ナスベリとノコン。この珍しい組み合わせが一緒にいるところを見て、以前アイビーが語っていたことを思い出したのが本当の理由。
『いっそ、あの子の人間関係の改善も貴女達への課題にしようかしら?』
言われた時には自分のことで手一杯だったため断ってしまったが、実際にナスベリと頻繁に顔を合わせるようになってからは気になり始めた。衛兵隊の兵士や工房の社員等、適齢期の男性に対し彼女がどこか身構えていると気付いたから。
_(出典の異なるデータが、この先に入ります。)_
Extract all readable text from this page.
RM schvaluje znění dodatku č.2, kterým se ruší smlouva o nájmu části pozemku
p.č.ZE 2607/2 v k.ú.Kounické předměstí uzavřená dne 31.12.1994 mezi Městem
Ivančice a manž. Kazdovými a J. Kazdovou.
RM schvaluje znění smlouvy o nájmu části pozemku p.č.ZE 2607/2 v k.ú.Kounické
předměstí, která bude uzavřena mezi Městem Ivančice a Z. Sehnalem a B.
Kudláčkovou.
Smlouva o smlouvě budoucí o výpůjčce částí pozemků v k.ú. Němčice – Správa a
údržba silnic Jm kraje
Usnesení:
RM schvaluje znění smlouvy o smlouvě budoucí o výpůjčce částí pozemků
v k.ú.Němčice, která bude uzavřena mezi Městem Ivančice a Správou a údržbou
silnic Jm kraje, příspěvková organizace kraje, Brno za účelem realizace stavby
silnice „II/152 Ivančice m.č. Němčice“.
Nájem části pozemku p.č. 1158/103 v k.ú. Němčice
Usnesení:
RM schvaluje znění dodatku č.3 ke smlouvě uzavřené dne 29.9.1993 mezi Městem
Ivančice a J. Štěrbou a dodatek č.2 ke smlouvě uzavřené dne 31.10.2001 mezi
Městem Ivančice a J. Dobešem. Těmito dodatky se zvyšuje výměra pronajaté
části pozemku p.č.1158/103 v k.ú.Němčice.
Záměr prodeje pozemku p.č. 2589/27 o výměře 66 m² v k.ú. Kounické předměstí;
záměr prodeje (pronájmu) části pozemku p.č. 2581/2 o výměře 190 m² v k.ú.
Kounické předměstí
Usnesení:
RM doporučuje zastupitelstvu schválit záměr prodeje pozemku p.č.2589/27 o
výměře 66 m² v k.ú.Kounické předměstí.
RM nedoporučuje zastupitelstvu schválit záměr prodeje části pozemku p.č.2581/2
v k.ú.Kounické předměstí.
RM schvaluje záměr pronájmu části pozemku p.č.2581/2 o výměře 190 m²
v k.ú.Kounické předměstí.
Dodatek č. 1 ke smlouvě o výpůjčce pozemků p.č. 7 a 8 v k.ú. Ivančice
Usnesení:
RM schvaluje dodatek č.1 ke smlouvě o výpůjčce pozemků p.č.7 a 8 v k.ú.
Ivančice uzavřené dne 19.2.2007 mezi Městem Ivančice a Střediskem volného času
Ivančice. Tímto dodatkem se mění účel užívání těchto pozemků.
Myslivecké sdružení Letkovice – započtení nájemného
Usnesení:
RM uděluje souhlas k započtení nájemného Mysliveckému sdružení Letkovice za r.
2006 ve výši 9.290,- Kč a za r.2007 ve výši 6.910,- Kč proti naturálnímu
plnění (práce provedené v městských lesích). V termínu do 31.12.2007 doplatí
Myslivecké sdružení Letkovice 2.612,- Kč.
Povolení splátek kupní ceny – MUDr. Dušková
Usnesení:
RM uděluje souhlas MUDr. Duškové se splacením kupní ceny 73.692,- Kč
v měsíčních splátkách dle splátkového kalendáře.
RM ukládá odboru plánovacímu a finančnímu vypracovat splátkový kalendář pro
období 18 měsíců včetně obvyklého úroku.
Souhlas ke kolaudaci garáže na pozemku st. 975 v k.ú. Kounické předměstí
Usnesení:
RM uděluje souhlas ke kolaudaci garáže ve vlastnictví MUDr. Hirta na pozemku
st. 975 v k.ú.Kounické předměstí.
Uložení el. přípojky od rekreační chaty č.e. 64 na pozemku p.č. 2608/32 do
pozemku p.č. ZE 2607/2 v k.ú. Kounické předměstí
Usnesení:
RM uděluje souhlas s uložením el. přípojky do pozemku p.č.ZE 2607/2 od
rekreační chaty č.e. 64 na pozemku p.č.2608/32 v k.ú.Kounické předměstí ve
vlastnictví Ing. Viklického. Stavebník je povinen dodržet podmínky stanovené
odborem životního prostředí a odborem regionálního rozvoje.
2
多分、両親の結婚が悲劇的な結末を迎えたことで恋愛や結婚といったものに対し忌避感を抱くようになってしまったのだろう。だから、どうにかできるならしてあげたい。弟子としての恩返しも兼ねて。
するとノコンの口から興味深い情報が飛び出す。
「それにナスベリ殿はな……トピーに悪い」
「え?」
「あっ、いや、これは口を滑らせた。すまんが忘れてくれ」
「そうはいきません」
足早に去ろうとする彼の腕を再び掴むスズラン。
「詳しく聞いておきたいです。トピーさんって衛兵隊のあの人ですよね? 毎日毎日食堂でカウレパンを注文する」
「ス、スズラン君……部下のプライベートな事情は……」
「お昼なら我が家でご馳走します。だから、どうかお願いします。そのお話、うちの両親も興味を示すはずです」
言いながら強引に自宅へ彼を引きずり込むスズラン。
ノコンはノコンで困った顔をしつつ、強くは抵抗しなかった。
計算通りだからである。
(よし、これで当面、矛先はトピーへ向く)
奴に関心が集まっていれば、自分や他の部下達に縁談が持ち込まれることは減るだろう。それに、これはトピーのためでもあるのだ。
(皆さんに後押ししてもらって、いいかげんに勇気を出せ)
あの太っちょがナスベリに熱を上げていることなど、もはや隊の全員に知れ渡っている。つまり彼等は彼等でもどかしい日々を送っているわけだ。成功するにしろ失敗するにしろ、さっさと結果を出せ。これは衛兵隊一同の共通の願い。
しかもこの恋路には周辺一帯を治めるホウキギ子爵まで興味を示している。子爵と顔を合わすたび「あやつの恋の進捗はどうだ?」と尋ねられるこっちの身にもなって欲しい。
利害の一致。ノコンはそれを悟らせず少女を上手く誘導した。何も剣を振るだけが能ではない。彼は頭だってそれなりに切れる。
いつかは自分の恋愛でも、この頭脳を活かせればいいのだが。
今年で三十六歳。彼にも、春は未だ訪れていない。